Michael Hermann, a CDCR Native American Spiritual Leader, said his position is rewarding. He spent a year volunteering and eight years as a full-time spiritual leader at two different CDCR institutions.
“I can share what types of things we are currently doing with incarcerated Native Americans to help prepare them for reentering their communities in good ways,” said Hermann. “I can also explain what kinds of things are required and expected from a Native American Spiritual Leader at CDCR. Hopefully, we will find some that will go back to their tribes and encourage those qualified to contact us and let us help them join in our efforts to help those incarcerated.”
While the department seeks to fill correctional officer positions, recruiters at Native American Day will show there are also other careers available ranging from entry level to management.
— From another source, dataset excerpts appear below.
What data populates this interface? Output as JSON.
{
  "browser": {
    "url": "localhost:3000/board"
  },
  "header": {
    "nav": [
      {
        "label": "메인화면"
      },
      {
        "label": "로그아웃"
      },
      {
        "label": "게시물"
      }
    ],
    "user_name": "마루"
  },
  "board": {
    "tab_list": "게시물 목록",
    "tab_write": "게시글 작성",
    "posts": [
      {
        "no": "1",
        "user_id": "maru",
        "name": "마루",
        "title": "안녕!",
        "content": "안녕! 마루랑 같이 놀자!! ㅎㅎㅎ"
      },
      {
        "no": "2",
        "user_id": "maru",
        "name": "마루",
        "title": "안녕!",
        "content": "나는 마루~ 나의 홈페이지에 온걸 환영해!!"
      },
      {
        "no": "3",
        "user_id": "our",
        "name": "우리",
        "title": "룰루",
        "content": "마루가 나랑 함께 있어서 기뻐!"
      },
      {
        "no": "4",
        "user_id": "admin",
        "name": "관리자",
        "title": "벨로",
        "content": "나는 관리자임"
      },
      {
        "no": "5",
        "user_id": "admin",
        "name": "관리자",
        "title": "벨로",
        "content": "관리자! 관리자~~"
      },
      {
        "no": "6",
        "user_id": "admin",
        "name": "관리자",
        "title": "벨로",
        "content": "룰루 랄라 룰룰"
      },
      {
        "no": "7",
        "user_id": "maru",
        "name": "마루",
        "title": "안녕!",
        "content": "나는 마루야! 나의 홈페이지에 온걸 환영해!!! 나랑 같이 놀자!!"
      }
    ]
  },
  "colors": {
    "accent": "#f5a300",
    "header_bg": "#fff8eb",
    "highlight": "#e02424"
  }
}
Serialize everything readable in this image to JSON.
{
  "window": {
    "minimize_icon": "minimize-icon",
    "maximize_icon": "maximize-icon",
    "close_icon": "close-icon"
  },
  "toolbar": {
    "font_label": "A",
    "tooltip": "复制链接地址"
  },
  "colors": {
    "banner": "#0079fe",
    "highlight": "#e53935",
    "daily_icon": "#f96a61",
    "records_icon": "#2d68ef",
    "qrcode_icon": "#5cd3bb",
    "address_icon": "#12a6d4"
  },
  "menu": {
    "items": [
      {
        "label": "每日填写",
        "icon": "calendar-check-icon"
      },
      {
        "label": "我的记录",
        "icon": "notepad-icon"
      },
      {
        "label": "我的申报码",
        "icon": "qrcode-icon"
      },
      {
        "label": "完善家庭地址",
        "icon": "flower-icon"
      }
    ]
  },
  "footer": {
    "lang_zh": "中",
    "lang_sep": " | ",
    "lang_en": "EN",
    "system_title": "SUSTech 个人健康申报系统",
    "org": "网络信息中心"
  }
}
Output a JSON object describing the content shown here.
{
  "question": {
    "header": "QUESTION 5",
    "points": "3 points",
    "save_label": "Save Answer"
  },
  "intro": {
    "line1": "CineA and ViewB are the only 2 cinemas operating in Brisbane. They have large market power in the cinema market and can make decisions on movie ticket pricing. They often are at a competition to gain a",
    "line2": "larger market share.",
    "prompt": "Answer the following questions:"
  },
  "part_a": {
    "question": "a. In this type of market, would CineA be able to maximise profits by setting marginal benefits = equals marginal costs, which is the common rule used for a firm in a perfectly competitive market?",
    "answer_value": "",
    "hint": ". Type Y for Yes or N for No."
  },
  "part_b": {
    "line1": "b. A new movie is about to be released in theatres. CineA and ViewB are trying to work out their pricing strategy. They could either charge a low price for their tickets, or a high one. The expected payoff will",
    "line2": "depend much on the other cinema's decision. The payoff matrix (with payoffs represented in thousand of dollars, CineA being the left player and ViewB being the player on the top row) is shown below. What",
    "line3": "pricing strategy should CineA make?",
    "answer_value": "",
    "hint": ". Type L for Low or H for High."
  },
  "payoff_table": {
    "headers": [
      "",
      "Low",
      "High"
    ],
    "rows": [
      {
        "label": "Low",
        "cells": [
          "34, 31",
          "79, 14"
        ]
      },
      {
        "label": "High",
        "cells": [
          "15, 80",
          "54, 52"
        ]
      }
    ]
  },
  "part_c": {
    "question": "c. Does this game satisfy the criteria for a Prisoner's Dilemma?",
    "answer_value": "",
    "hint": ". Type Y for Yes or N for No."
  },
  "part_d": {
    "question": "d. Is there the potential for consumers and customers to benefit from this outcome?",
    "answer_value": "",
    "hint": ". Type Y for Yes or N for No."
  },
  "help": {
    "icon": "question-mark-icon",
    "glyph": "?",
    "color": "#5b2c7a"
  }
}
Fast facts, courtesy of the California Native American Heritage Commission:
- Native American Day began in California in 1939, when Governor Culbert Olson dedicated October 1 as “Indian Day.”
- In 1968, California Tribal Leaders and Governor Ronald Reagan declared the fourth Friday of September as “California Indian Day.”
- The “Native American Day” celebration is an official State holiday, pursuant to Assembly Bill 1953 (Baca) and signed into law by Governor Pete Wilson on September 21, 1998. Governor Edmund G. Brown Jr. in 2011 wrote a Governor’s Proclamation highlighting this momentous and important day.
- The Native American Day Celebration has become a time honored tradition in the Native American community.